2.4 Do I need any other packages to run LAMMPS?If you want to run LAMMPS in parallel across multiple compute nodes, you need to have MPI installed on your machine. Commonly used Open Source implmentations are MPICH and OpenMPI.
2.5 What about older versions of LAMMPS?The current LAMMPS is written in C++. Older versions of LAMMPS were written in F90 (LAMMPS 2001) and F77 (LAMMPS 99). A summary of their features is listed here. The Fortran versions do not have all the features of the C++ version, nor is any further development planned for them, other than bug fixes. But if you prefer working in Fortran, the older versions are available from the download page.
2.6 Is the current LAMMPS (C++) as fast as the old ones (F90, F77)?Good question. In general, yes. Although there is a bit of variation across machines and compilers, I have rarely seen a difference of more than 5-10% in performance between the current LAMMPS version (C++) and the older versions (F90, F77). Sometimes the C++ version is a bit faster; sometimes a bit slower. This is not surprising since the C++ routines that do the serious computations in LAMMPS are written in a simple C-like style, using data structures that are nearly equivalent to Fortran arrays. This was done to try and avoid any performance hits.
For metals simulations with EAM potentials, LAMMPS is faster than a predecessor parallel MD code ParaDyn.

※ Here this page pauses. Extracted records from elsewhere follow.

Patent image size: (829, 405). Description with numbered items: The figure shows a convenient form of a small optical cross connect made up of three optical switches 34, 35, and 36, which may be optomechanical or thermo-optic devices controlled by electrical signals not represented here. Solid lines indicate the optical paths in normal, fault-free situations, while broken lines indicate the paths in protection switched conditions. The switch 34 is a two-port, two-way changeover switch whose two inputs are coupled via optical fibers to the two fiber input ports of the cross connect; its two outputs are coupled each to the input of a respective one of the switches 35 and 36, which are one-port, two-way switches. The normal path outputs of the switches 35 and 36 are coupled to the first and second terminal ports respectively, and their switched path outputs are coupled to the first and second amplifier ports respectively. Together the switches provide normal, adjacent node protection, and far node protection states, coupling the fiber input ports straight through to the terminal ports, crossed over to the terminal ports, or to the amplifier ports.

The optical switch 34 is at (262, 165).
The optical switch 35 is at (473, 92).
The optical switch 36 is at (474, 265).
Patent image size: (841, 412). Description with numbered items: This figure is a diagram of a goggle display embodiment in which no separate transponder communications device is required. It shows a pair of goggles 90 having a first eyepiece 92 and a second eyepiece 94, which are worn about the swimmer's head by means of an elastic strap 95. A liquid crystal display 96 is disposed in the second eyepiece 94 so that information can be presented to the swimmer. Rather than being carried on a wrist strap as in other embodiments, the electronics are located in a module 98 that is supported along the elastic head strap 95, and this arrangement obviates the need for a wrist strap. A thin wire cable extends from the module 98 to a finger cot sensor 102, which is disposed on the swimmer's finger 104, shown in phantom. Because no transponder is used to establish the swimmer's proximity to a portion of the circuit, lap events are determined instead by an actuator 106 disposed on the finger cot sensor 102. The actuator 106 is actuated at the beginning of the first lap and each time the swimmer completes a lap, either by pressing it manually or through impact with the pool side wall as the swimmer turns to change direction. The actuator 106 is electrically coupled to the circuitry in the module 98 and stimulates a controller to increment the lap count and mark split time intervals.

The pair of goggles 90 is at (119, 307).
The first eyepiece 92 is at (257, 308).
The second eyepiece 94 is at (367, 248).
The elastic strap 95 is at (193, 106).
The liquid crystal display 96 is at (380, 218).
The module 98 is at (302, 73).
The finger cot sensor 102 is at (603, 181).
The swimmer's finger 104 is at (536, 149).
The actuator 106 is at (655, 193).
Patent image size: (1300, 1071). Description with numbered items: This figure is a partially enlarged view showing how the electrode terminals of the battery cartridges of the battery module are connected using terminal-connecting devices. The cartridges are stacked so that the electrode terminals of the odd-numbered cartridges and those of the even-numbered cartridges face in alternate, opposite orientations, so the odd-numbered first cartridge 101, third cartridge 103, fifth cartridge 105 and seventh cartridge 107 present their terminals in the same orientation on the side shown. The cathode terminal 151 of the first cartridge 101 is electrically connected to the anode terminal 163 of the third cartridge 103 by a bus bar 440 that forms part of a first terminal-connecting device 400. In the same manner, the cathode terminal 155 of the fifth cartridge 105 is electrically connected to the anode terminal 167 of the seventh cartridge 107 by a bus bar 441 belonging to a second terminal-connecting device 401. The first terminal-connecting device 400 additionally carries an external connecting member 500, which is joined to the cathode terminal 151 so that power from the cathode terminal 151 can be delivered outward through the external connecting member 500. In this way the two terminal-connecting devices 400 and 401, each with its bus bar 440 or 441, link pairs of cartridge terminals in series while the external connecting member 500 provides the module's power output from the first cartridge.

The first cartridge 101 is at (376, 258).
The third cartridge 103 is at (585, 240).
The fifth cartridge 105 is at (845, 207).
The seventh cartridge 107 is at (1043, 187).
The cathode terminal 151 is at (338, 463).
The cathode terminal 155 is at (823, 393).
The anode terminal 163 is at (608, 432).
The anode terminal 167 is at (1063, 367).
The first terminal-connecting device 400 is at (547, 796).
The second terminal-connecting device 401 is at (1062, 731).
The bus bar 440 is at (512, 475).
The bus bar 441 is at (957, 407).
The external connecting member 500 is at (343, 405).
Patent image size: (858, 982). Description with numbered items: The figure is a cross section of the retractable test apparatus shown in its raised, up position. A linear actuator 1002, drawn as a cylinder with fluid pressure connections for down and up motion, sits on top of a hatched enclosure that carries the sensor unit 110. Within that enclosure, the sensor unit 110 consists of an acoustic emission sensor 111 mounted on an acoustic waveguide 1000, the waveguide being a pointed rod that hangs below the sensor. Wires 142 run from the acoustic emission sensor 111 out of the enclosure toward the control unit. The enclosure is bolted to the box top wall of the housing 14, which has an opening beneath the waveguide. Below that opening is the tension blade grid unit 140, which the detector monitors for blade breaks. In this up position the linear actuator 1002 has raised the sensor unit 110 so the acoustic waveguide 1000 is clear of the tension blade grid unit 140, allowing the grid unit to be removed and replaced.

This is because the force computation and neighbor list building is implemented in a different way, and hence the one-processor timing is 2-4x faster.
LAMMPS reads commands from standard input, so if all you see is the LAMMPS version number, it is probably waiting for input. You could type in commands but that would be tedious. You need to put commands in a text file or input script like in.lj and run LAMMPS like this:
lmp_linux < in.lj
This is explained in the Run doc pages.
3.2 LAMMPS doesn't get the same answer when run on different numbers of processors or on different machines.In theory you should get identical answers on any number of processors and on any machine. In practice, numerical round-off can cause slight differences and eventual divergence of molecular dynamics phase space trajectories. This is discussed in more detail on the Errors common doc page.
3.3 I wish LAMMPS had feature X.LAMMPS is designed to be easy to modify and extend. The Modify doc pages explain how to go about adding your own new capabilities.
Finally, you can send mail to the developers with your idea.
3.4 I found a bug in LAMMPS.See the Errors bugs doc page for information about how to report bugs.
3.5 My scripts from older versions of LAMMPS don't run anymore.As new features are added we occasionally change the syntax of commands, so that an old version may no longer work. You should get an error, not a silent bad result. These kinds of changes are documented on the bug and new feature page with a BACKWARD COMPATIBILITY note.
LAMMPS is an open-source code licensed under the GNU Public License (GPL), so you can do anything you wish with it, so long as any code you distribute (LAMMPS itself, a modified version of LAMMPS, your own code that contains portions of LAMMPS) remains open-source. Distributed code should also retain the GPL license notice and copyright information that appears in LAMMPS source files.
The open source philosophy is discussed on this page.
4.2 What if I modify or enhance LAMMPS?You're free to do so, and in fact, encouraged to do so. As this page discusses, if your enhancement is of general utility, you can send it to me for inclusion in future versions of the code.
4.3 What if I write a paper using LAMMPS results?Please cite the paper that describes LAMMPS and include a pointer to the LAMMPS website. Details are explained on this page.
If your paper has an interesting image or movie associated with the simulations, you can send it to the developers and we can post it on the LAMMPS website on the Pictures or Movies pages.